Writer Kathryn Schulz was prepared to hate Twitter and the other social networks her agent assured her she must use to promote her book, Being Wrong. But in the end, she fell in love with the “bird.” Being limited to 140 characters per entry, Twitter forced her to sharpen her word skills. What’s more, her contacts with other writers grew until she discovered she’d built a “dream community” for herself. (“Seduced by Twitter,” by Kathryn Schulz, published by New York Media and excerpted in The Week, 12/13 pg. 41.)

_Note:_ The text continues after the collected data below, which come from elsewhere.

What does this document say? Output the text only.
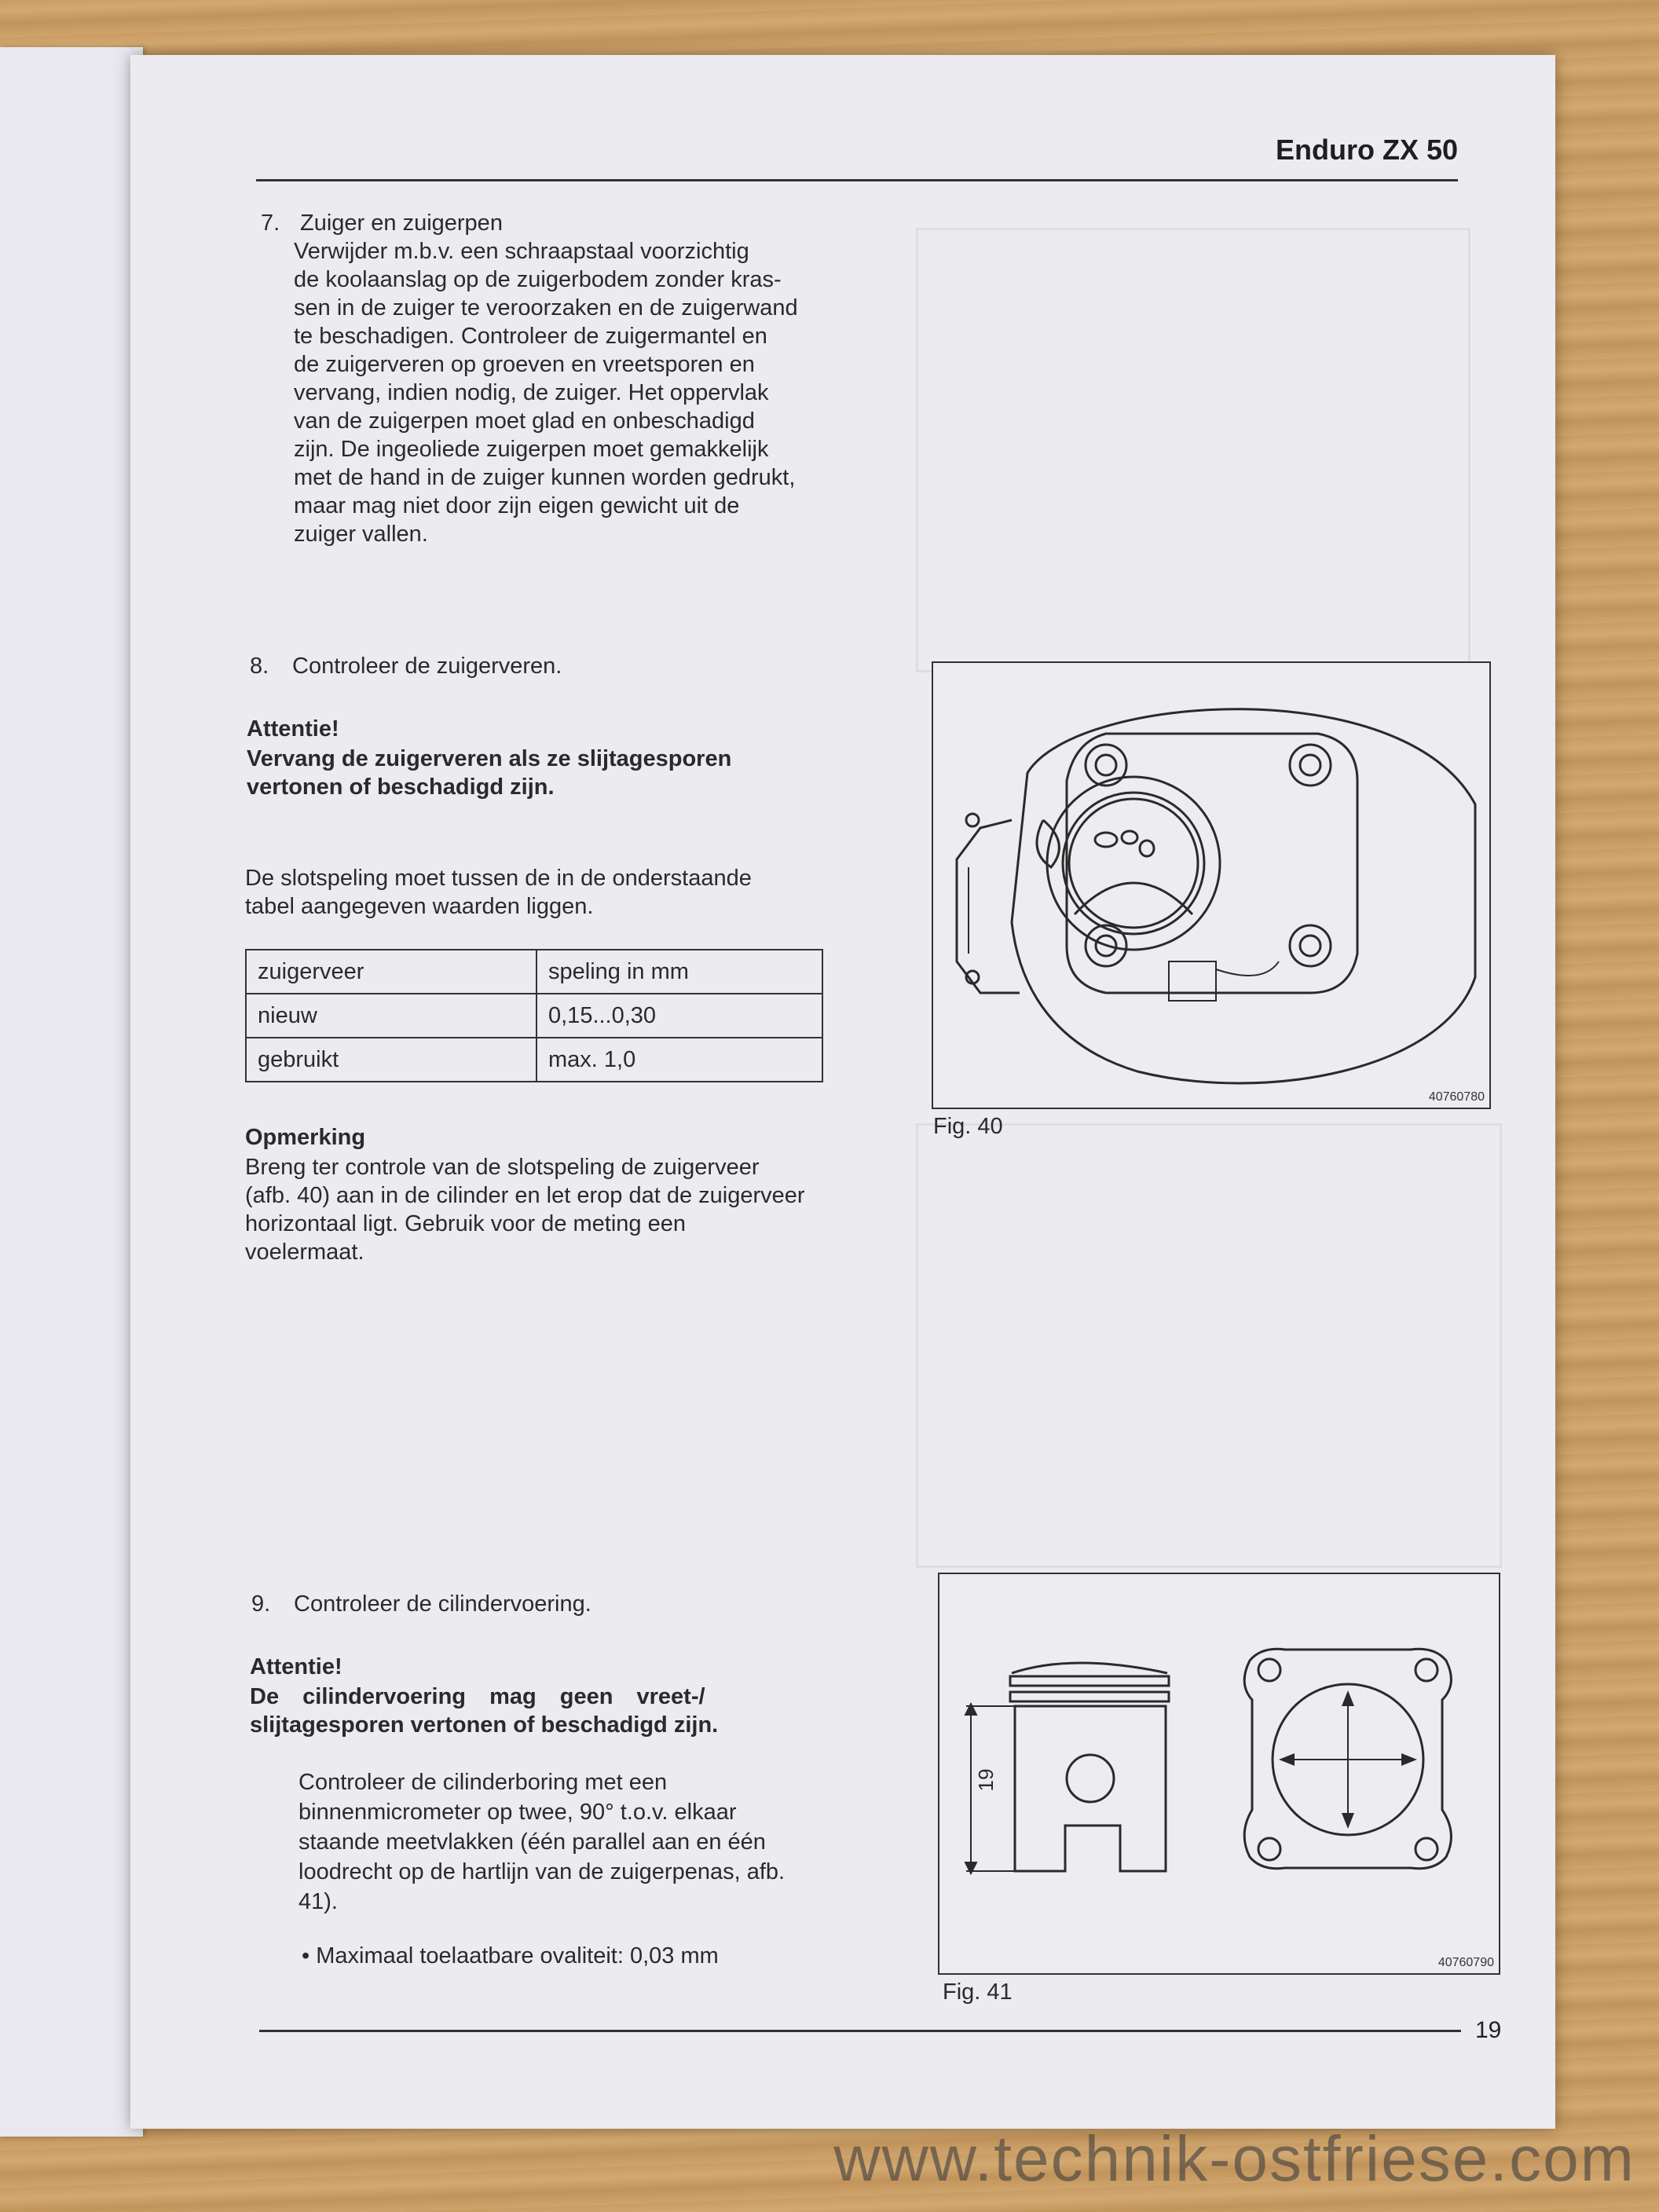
Enduro ZX 50
7. Zuiger en zuigerpen
Verwijder m.b.v. een schraapstaal voorzichtig
de koolaanslag op de zuigerbodem zonder kras-
sen in de zuiger te veroorzaken en de zuigerwand
te beschadigen. Controleer de zuigermantel en
de zuigerveren op groeven en vreetsporen en
vervang, indien nodig, de zuiger. Het oppervlak
van de zuigerpen moet glad en onbeschadigd
zijn. De ingeoliede zuigerpen moet gemakkelijk
met de hand in de zuiger kunnen worden gedrukt,
maar mag niet door zijn eigen gewicht uit de
zuiger vallen.
8. Controleer de zuigerveren.
Attentie!
Vervang de zuigerveren als ze slijtagesporen
vertonen of beschadigd zijn.
De slotspeling moet tussen de in de onderstaande
tabel aangegeven waarden liggen.
zuigerveer	speling in mm
nieuw	0,15...0,30
gebruikt	max. 1,0
Opmerking
Breng ter controle van de slotspeling de zuigerveer
(afb. 40) aan in de cilinder en let erop dat de zuigerveer
horizontaal ligt. Gebruik voor de meting een
voelermaat.
40760780
Fig. 40
9. Controleer de cilindervoering.
Attentie!
De cilindervoering mag geen vreet-/
slijtagesporen vertonen of beschadigd zijn.
Controleer de cilinderboring met een
binnenmicrometer op twee, 90° t.o.v. elkaar
staande meetvlakken (één parallel aan en één
loodrecht op de hartlijn van de zuigerpenas, afb.
41).
• Maximaal toelaatbare ovaliteit: 0,03 mm
19
40760790
Fig. 41
19
www.technik-ostfriese.com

So why wasn’t she happy? She explained: “Eighty percent of the battle of writing involves keeping yourself in [a] cave: waiting out the loneliness and opacity and emptiness and frustration and bad sentences and dead ends and despair until the damn thing resolves into words.” Twitter, to the contrary, was like gaming. The action was on-going, 24/7. What’s more, the company was welcoming, a friendlier place than the writer’s cave. (Ibid pg 41.) Before long, she was spending more time social networking than composing.

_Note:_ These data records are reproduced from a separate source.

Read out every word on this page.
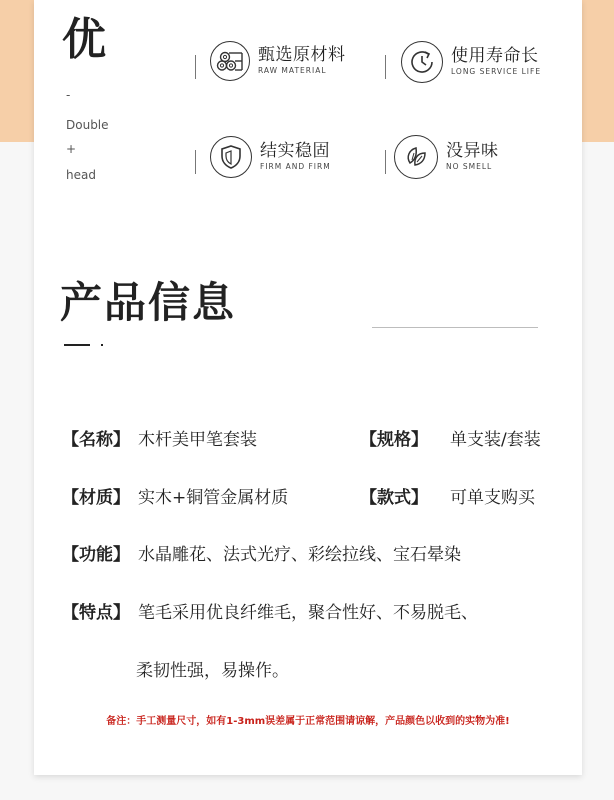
优
-
Double
+
head
甄选原材料
RAW MATERIAL
使用寿命长
LONG SERVICE LIFE
结实稳固
FIRM AND FIRM
没异味
NO SMELL
产品信息
【名称】 木杆美甲笔套装	【规格】 单支装/套装
【材质】 实木+铜管金属材质	【款式】 可单支购买
【功能】 水晶雕花、法式光疗、彩绘拉线、宝石晕染
【特点】 笔毛采用优良纤维毛，聚合性好、不易脱毛、
柔韧性强，易操作。
备注：手工测量尺寸，如有1-3mm误差属于正常范围请谅解，产品颜色以收到的实物为准!
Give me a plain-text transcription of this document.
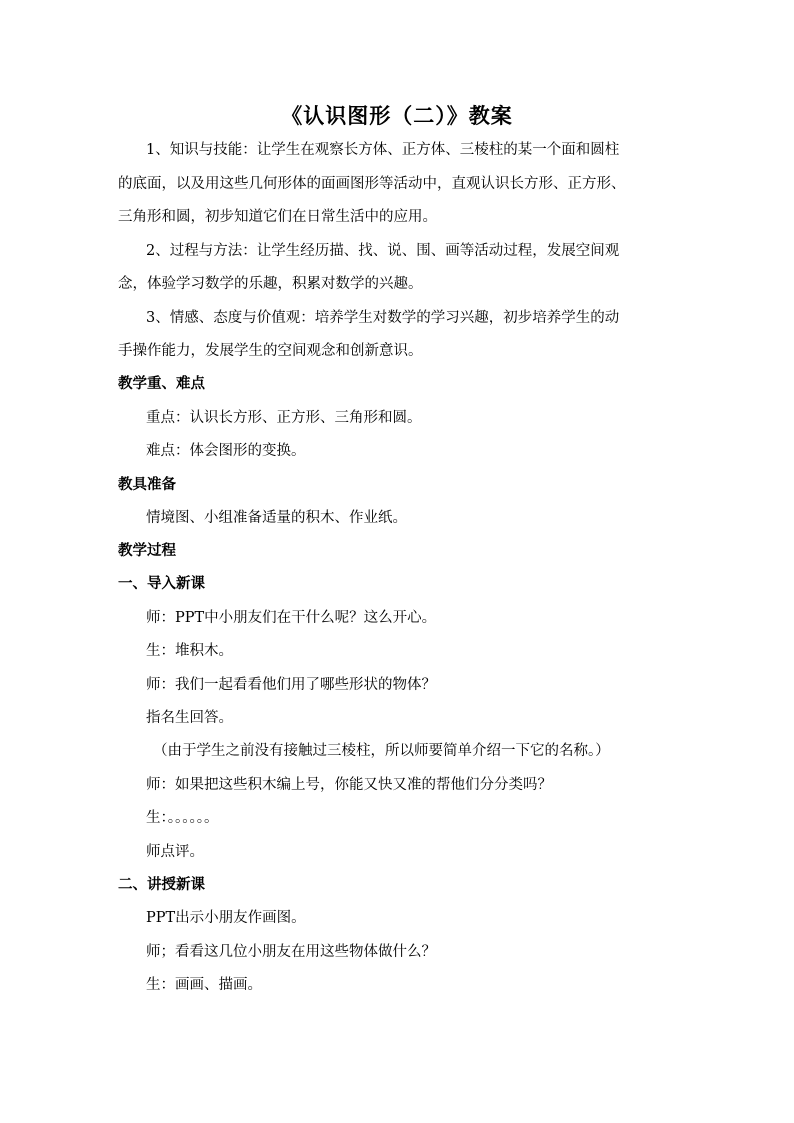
《认识图形（二）》教案
1、知识与技能：让学生在观察长方体、正方体、三棱柱的某一个面和圆柱
的底面，以及用这些几何形体的面画图形等活动中，直观认识长方形、正方形、
三角形和圆，初步知道它们在日常生活中的应用。
2、过程与方法：让学生经历描、找、说、围、画等活动过程，发展空间观
念，体验学习数学的乐趣，积累对数学的兴趣。
3、情感、态度与价值观：培养学生对数学的学习兴趣，初步培养学生的动
手操作能力，发展学生的空间观念和创新意识。
教学重、难点
重点：认识长方形、正方形、三角形和圆。
难点：体会图形的变换。
教具准备
情境图、小组准备适量的积木、作业纸。
教学过程
一、导入新课
师：PPT中小朋友们在干什么呢？这么开心。
生：堆积木。
师：我们一起看看他们用了哪些形状的物体？
指名生回答。
（由于学生之前没有接触过三棱柱，所以师要简单介绍一下它的名称。）
师：如果把这些积木编上号，你能又快又准的帮他们分分类吗？
生：。。。。。。
师点评。
二、讲授新课
PPT出示小朋友作画图。
师；看看这几位小朋友在用这些物体做什么？
生：画画、描画。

Having finished Schulz’s lament, I marveled at how different our Twitter experiences have been. I’ve subscribed to the site for 4 years where, as it does on Facebook, my blog appears daily. But while my friends on Facebook comment on my posts, my Twitter followers are so silent, I feel as if I’m communicating in a foreign tongue. Mostly, my contacts use my site to promote their books or announce a reading they’re giving. Their work done, they disappear like nomads, leaving me hollowed by their absence.